Visual Data Quality with Named Colors in JMP, Part 2
Mar 10, 2010 1:29 PM
After my previous exploration of colors and names revealed inconsistencies in the Wikipedia color data, I looked around for a more authoritative source of color names. No luck finding an oracle, but I did find another interesting data set.
Where the Wikipedia table provided color values for a given set of names, this data set provides names for given color values. Dolores Labs created a Mechanical Turk task to have people give names to the color swatches they were assigned to. The results are provided in a CSV file, which JMP opens without any trouble at all.

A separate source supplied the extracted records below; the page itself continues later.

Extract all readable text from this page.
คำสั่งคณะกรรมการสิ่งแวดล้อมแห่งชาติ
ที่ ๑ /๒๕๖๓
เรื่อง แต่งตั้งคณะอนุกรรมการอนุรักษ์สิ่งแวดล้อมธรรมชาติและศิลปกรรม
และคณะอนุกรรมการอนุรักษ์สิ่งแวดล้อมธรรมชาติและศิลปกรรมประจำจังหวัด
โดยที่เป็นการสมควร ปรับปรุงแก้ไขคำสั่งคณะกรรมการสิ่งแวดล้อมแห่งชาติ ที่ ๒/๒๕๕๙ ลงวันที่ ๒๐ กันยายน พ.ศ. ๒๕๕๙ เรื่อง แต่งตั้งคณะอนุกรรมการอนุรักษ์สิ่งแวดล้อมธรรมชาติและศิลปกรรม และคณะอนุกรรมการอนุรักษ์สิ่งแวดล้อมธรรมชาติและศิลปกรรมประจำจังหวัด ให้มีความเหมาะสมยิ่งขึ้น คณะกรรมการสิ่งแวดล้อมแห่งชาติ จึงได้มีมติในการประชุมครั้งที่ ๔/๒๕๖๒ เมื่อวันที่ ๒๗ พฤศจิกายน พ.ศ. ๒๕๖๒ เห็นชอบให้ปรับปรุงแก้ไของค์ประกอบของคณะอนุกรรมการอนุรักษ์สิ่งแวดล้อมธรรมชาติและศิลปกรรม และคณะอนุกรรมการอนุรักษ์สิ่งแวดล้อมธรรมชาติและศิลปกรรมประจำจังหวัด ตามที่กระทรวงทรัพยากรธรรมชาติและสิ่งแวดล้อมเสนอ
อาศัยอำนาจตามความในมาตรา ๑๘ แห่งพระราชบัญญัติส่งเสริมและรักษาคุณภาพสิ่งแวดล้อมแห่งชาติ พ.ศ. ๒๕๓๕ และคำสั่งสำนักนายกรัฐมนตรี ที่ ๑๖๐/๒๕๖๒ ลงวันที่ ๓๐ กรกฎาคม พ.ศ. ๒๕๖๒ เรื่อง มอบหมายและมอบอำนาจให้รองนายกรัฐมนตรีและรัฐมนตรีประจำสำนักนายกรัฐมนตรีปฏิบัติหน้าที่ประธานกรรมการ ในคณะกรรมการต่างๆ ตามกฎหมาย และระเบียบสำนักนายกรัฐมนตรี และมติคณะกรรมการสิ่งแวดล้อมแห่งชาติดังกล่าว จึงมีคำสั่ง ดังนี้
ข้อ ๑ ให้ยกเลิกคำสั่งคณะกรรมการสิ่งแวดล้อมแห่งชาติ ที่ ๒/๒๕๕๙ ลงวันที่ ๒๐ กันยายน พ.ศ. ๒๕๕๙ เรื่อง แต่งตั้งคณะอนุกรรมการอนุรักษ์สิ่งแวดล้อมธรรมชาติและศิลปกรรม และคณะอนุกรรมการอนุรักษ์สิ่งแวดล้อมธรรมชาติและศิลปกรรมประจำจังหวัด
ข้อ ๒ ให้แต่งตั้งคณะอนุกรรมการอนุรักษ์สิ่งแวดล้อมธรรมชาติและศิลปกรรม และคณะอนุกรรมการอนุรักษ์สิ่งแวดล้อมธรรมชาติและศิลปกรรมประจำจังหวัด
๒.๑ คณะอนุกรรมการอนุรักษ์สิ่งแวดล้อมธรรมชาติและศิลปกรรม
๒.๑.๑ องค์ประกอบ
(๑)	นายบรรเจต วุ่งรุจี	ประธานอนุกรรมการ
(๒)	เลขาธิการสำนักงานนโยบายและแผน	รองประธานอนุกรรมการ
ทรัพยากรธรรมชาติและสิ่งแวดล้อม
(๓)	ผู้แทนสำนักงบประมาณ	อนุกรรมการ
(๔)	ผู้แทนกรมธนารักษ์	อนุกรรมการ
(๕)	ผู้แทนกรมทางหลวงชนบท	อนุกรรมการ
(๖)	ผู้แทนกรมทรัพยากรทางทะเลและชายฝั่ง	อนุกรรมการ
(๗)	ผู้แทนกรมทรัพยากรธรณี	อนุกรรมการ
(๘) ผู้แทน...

As you might expect, there are lots of duplicate names. Out of about 10,000 color values, 1,000 were assigned the name "blue." Conversely, sometimes the same color value would be assigned different names, such as "purple" and "violet." And since the names were entered by the workers, instead of picked from a list, there is some variation in spelling. Column Recode is really handy for fixing up some of these problems. Here is a subset of the names after applying Trim Whitespace and Title Case in Col : Recode.
Color names before and after
I also used Find and Replace to change "Drk" to "Dark" and other abbreviations. That still left about 1,500 unique names, most of them occurring once. I wanted to see how much variation there was in colors of the same name, so I first filtered out the names with fewer than 15 color values. To do that, I used Summarize on the color name column, which told me how many colors had each name. Then I could sort the table by the counts and select the rows with fewer than 15 colors. Since the tables are linked, that also selects those in the original table. After excluding those, I plotted the remaining in Graph Builder as Hue by Name.
The graph is long, so I'll leave it to the end, but if you look closely (click the graph to see it full size), you might notice things like a purple called green and a green called blue. The names are ordered by average hue, which sometimes doesn't work too well for the reds, which often legitimately straddle the edge between 0° and 360°. So this is another example where a visualization helps detect data quality issues.